AI’s Influence on Healthcare Inclusivity

AI has become imperative to inclusive healthcare and help in multiple ways, with some examples listed below:

  • Speech-to-text applications. These AI-driven apps can improve communication between a patient with hearing issues and healthcare providers. It ensures the information is conveyed the right way, which can improve overall healthcare quality.
  • Virtual assistants. AI-powered assistants can help patients access relevant healthcare information and schedule doctor appointments.
  • Assist in underserved and marginalized communities. AI’s power to analyze vast amounts of data, such as health disparities and socioeconomic criteria, can ensure healthcare providers have more information in areas and communities that don’t offer sufficient resources for a reliable diagnosis.

How AI Can Reduce Healthcare Equipment Downtime

Large and expensive equipment, such as MR machines, are responsible for important jobs at healthcare facilities. Dozens of patients per day are examined by a single MR machine, making this equipment extremely valuable in treating people. If a single device fails and there’s no immediate replacement, that causes delays, leading to many people not receiving examinations. The waiting time could affect the quality and success of their treatment.

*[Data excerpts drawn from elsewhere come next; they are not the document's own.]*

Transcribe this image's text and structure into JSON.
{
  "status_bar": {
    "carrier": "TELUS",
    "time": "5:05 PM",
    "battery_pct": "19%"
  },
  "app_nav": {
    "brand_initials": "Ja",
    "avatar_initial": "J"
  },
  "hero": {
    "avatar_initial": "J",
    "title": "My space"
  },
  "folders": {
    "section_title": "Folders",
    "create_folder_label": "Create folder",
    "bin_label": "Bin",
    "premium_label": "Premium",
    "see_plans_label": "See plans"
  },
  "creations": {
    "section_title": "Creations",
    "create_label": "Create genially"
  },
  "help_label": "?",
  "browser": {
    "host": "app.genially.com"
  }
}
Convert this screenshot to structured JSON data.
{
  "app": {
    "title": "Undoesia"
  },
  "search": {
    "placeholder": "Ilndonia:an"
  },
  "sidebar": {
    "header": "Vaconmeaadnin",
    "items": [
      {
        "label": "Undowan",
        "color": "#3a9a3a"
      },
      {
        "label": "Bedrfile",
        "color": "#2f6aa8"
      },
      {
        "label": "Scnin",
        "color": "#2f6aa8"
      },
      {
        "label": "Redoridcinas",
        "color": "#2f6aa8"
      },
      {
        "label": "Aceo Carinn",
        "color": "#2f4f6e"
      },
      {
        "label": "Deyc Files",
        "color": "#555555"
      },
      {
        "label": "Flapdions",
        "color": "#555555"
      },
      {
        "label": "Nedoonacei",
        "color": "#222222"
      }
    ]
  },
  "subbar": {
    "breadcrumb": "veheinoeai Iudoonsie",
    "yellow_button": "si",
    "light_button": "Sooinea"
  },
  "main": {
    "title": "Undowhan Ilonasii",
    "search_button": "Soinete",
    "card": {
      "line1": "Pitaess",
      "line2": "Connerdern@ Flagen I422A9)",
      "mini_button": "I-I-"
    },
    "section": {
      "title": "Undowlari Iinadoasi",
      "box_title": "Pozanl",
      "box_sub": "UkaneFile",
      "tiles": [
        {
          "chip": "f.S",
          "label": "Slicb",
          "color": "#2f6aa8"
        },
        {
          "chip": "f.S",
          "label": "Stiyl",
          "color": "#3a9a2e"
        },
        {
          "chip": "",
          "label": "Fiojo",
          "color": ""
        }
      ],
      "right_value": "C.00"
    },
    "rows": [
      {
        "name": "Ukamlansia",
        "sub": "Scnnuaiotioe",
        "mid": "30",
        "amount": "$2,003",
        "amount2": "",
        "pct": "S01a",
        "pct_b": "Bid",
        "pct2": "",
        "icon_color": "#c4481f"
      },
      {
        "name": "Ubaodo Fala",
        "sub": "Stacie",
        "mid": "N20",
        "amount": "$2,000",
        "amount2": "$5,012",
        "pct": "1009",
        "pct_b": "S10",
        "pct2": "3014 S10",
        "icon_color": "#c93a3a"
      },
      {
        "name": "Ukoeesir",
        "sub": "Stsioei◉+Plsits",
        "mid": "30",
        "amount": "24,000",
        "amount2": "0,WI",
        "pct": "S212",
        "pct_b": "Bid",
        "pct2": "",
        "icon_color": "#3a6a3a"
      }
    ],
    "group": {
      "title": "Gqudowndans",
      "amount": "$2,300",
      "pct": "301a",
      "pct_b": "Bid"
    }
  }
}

Artificial intelligence can be leveraged to introduce a concept called predictive maintenance. AI’s capability is to remotely check hundreds of different parameters on healthcare equipment, depending on the machine. The information uncovered can show the parts that will require replacement soon or pieces that need minor maintenance.

Identifying small fixes before they turn into major repairs and acquiring replacement parts in time can be vital to ensure the equipment keeps working flawlessly, and it extends the product’s life span. The estimation is that AI can help resolve at least 30% of equipment-related problems before they cause any major downtime.

Combine the Knowledge of Providers and AI’s Healthcare Potential

The idea isn’t to replace doctors with artificial intelligence, but rather to use the power of AI to complement their knowledge. Artificial intelligence focuses on data analysis, checking large data volumes quickly, and delivering reliable information while eliminating the possibility of human error. That allows doctors to spend more time in direct care — discussing potential health issues with patients and having more time to offer advice. Ultimately, AI’s improving overall healthcare, and patients not only get better treatment, but they feel more satisfied with the quality of the services provided.